At length, following a brief apology, Serapi broke through the ranks and disappeared through a doorway behind the desk at the back of the room. As the curtains lifted, I caught a glimpse of a plain, business-like woman, too dignified to be a mere clerk, obviously the essential wife of the man of genius. He was gone only a few seconds but during those seconds the chatter ceased abruptly. It was apparent that the ladies had come singly. They were not acquainted with one another. As Serapi reentered, they chirped again, peeped and twittered their twiddling tune, the words of which were Ah! and Oh! In one hand, he carried a small crystal phial to which a blower was attached. He explained that the perfume was his latest creation, an hermetic confusion of the dangers and ardours of Eastern life and death, the concentrated essence of the unperfumed flowers of Africa, the odour of their colours, he elaborated, wild desert existence, the mouldering tombs of the kings of Egypt, the decaying laces of a dozen Byzantine odalisques, a fragrant breath or two from the hanging gardens of Babylon, and a faint suggestion of the perspiration of Istar. It is my reconstruction, the artist concluded, of the perfume which Ruth employed to attract Boaz! The recipe is an invention based on a few half-illegible lines which I discovered in the beauty-table book of an ancient queen of Georgia, perhaps that very Thamar whose portrait has been painted in seductive music by the Slav composer, Balakireff.
The ladies gasped.

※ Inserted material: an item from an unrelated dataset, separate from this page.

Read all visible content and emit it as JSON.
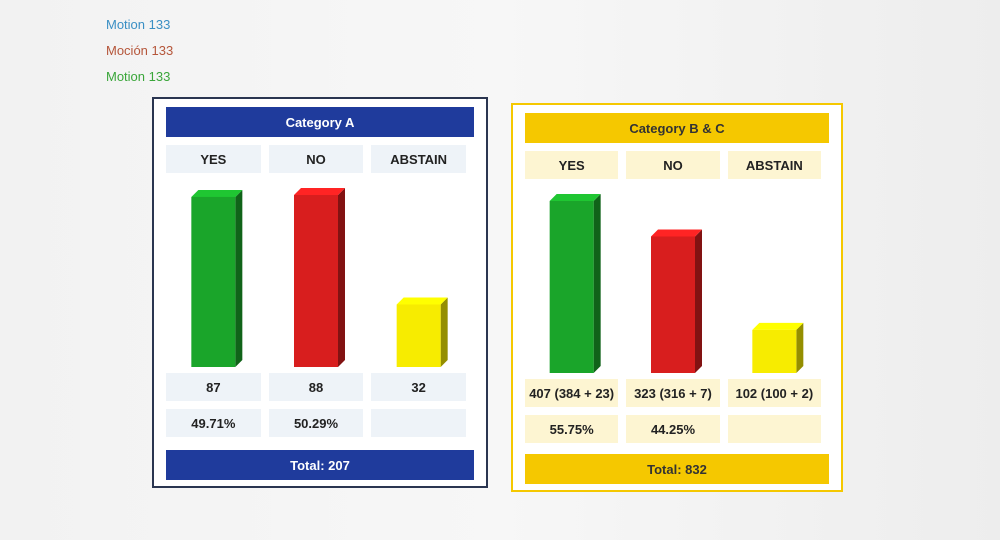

The fascinating Arab pressed the rubber bulb and blew the cloying vapours into their faces, adjuring them, at the same time, to think of Thebes or Haroun-Al-Raschid or the pre-Adamite sultans. The room was soon redolent with a heavy vicious odour which seemed to reach the brain through the olfactory nerves and to affect the will like ether.
He is the only man alive today, whispered Peter, not without reverence, who has taken Flaubert's phrase seriously. He passes his nights dreaming of larger flowers and stranger perfumes. I believe that he could invent a new vice!
Serapi went the round of the circle with his mystic spray, and the twitterings of the ladies softened to ecstatic coos, like the little coos of dismay and delight of female cats who feel the call of pleasure, when suddenly the phial fell from the Arab's unclasped hand, the hand itself dropped to his side, the brown skin became a vivid green, all tension left his body, and he crumbled into a heap on the floor. The ladies shrieked; there was a delicious, susurrous, rainbow swirl and billow of tulle and taffeta and chiffon; there was a frantic nodding and waving of sweet-peas, red roses, dandelions, and magenta bell-flowers; and eight pairs of white-gloved arms circled rhythmically in the air. The effect was worthy of the Russian Ballet and, had Fokine been present, it would doubtless have been perpetuated to the subsequent enjoyment of audiences at Covent Garden and the Paris Opéra.